La revue Profil, est, au premier abord, une revue de propagande défendant les intérêts des entreprises de la construction métallique. Son but : généraliser l’emploi du métal (et de ses fameux « profils » d’où le titre), sur le territoire français et à l’exportation, dans un monde dominé par l’industrie du béton.
La maquette de la revue ne changera pas tout au long des 67 numéros. Après l’édito de Yves Maumené, souvent virulent – « le dieu béton a figé notre vie » ou encore « les champions du vrai traditionnel, du vrai lourd, du blockaus de rêves, défendu par des hordes de chiens méchants » -, on trouve au fil des pages : des brèves sur l’actualité de l’architecture et de l’industrie, plusieurs articles présentant des bâtiments récents, des articles techniques, un regard sur l’histoire de la construction métallique, la visite de l’atelier d’un artiste travaillant le métal, souvent dans le cadre du 1%.

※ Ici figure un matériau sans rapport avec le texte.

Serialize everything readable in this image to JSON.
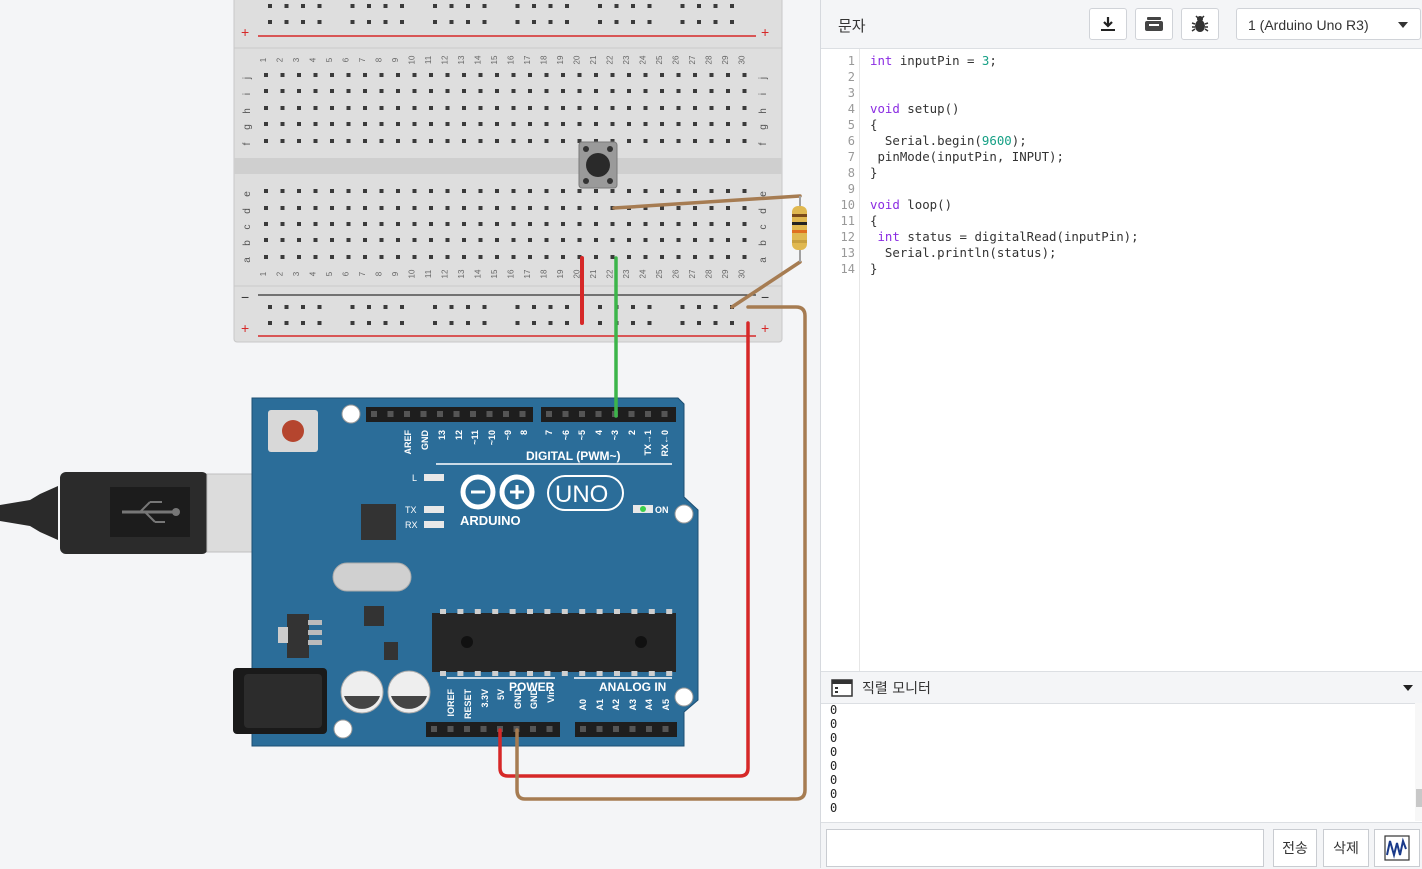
{
  "code_panel": {
    "mode_label": "문자",
    "toolbar": {
      "download_icon": "download-icon",
      "library_icon": "library-icon",
      "debug_icon": "bug-icon"
    },
    "board_select": {
      "value": "1 (Arduino Uno R3)"
    },
    "line_numbers": [
      "1",
      "2",
      "3",
      "4",
      "5",
      "6",
      "7",
      "8",
      "9",
      "10",
      "11",
      "12",
      "13",
      "14"
    ],
    "code": {
      "l1_kw": "int",
      "l1_rest": " inputPin = ",
      "l1_num": "3",
      "l1_end": ";",
      "l4_kw": "void",
      "l4_rest": " setup()",
      "l5": "{",
      "l6_a": "  Serial.begin(",
      "l6_num": "9600",
      "l6_b": ");",
      "l7": " pinMode(inputPin, INPUT);",
      "l8": "}",
      "l10_kw": "void",
      "l10_rest": " loop()",
      "l11": "{",
      "l12_kw": "int",
      "l12_rest": " status = digitalRead(inputPin);",
      "l13": "  Serial.println(status);",
      "l14": "}"
    }
  },
  "serial_monitor": {
    "title": "직렬 모니터",
    "lines": [
      "0",
      "0",
      "0",
      "0",
      "0",
      "0",
      "0",
      "0"
    ],
    "send_label": "전송",
    "clear_label": "삭제",
    "graph_icon": "graph-icon"
  },
  "arduino": {
    "brand": "ARDUINO",
    "model": "UNO",
    "on_label": "ON",
    "digital_label": "DIGITAL (PWM~)",
    "power_label": "POWER",
    "analog_label": "ANALOG IN",
    "led_l": "L",
    "led_tx": "TX",
    "led_rx": "RX",
    "top_pins": [
      "AREF",
      "GND",
      "13",
      "12",
      "~11",
      "~10",
      "~9",
      "8",
      "7",
      "~6",
      "~5",
      "4",
      "~3",
      "2",
      "TX→1",
      "RX←0"
    ],
    "power_pins": [
      "IOREF",
      "RESET",
      "3.3V",
      "5V",
      "GND",
      "GND",
      "Vin"
    ],
    "analog_pins": [
      "A0",
      "A1",
      "A2",
      "A3",
      "A4",
      "A5"
    ]
  },
  "breadboard": {
    "row_letters_top": [
      "j",
      "i",
      "h",
      "g",
      "f"
    ],
    "row_letters_bottom": [
      "e",
      "d",
      "c",
      "b",
      "a"
    ],
    "columns": 30,
    "plus": "+",
    "minus": "−"
  },
  "colors": {
    "arduino_blue": "#2b6d99",
    "wire_red": "#d62828",
    "wire_green": "#3cb54a",
    "wire_brown": "#a67c52",
    "keyword": "#8a2be2",
    "number": "#16a085"
  }
}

Le premier numéro sort en 1974. La date est importante : un an auparavant c’est l’incendie du CES Pailleron à Paris et ses 20 morts, dont 16 enfants. Un traumatisme national. L’édifice, comme le millier d’autres collèges et lycées bâtis dans les années 1960, a été construit très rapidement pour faire face au babyboom, grâce à un procédé industrialisé d’ossature en acier. Coup terrible pour la filière.
Il faut contre-attaquer, prouver que le métal est le seul matériau répondant avec efficacité au besoin de rationalisation de la filière du BTP, dans un contexte de crise économique et environnementale. Plusieurs articles démontreront par le calcul la bonne résistance au feu de l’acier, et tiendront le lecteur informé des avancées du DTU afférent, ainsi que des progrès dans la construction antisismique. D’autres décriront les nouveaux procédés d’isolation thermique (le coefficient G vient d’être inventé), et leur facilité à être intégrés dans les constructions métalliques.
Face aux « structures féodales » et au secteur « attardé » de la filière béton, l’ingénieur et l’architecte, et souvent l’architecte-ingénieur, spécialisés en construction métallique, proposent de nouvelles solutions, de nouvelles formes, grâce à leurs recherches constantes de nouveaux procédés et à leur créativité. Sont présentés les travaux sur les structures spatiales de Stéphane du Château, Robert le Ricolais, Léon Karol Wilenko, les projets de Vaudou et Luthi (IFREMER de Nantes), Evano / Pellerin (école d’architecture de Nantes)…. Un nouveau vocabulaire, celui de la productivité, de l’engineering, des Bureaux d’études techniques (BET) est explicité : analyse de la valeur, coût global, industrialisation ouverte, construction par composants.
En France, la production de masse des logements a atteint son but avec ses milliers de HLM. Et déjà on critique ces grands ensembles inhumains. L’acier serait la solution pour construire des petits collectifs – appelés alors habitat intermédiaire – et même des maisons individuelles, en échappant au piège de l’architecture par composants industrialisés : sa morne répétitivité formelle. L’ossature métallique permet démontage et remontage au gré des besoins pour un habitat évoluant avec son temps, « sans aliéner le sol ». Force est de constater qu’en 10 ans d’existence, la revue peinera à montrer des réalisations abouties. Au point qu’elle saluera les maisons Phénix et leur structure métallique dissimulée.
Ce sont donc les édifices publics et industriels qui illustreront les capacités d’invention technique et esthétique de la filière métal : piscines Tournesol, usines, centre artisanal de la ZAC de Preux à Saint Herblain, banques, bureaux, écoles primaires, supermarchés….
Beaucoup des rédacteurs / ingénieurs de la revue enseignent dans les écoles d’architecture depuis 1968 et sont membres du Cercle d’études architecturales (fondé en 1951 par Auguste Perret). Ceci explique pourquoi la revue suit de près les épisodes à rebondissement de la Loi sur l’architecture, de la réforme de l’enseignement et du statut des « agréés en architecture », égratignant au passage certains architectes « corporatistes », « esclaves dorés des puissances financières », leur profession « moribonde », leurs projets « médiocres ».
On le comprend, cette revue dépasse largement ce que l’on pourrait attendre d’une revue de propagande au service d’une filière en danger. Elle contribue avec force aux débats de son temps, celui de la fin des Trente Glorieuses, s’inscrit en plein dans les conflits d’intérêts et les enjeux idéologiques qui agitent les professions du bâtiment – ingénieurs, architectes, entrepreneurs, promoteurs, constructeurs, sans oublier les politiques – qui tous, c’est à noter, participent à Profil tout au long de sa brève histoire, qui s’achève en 1985.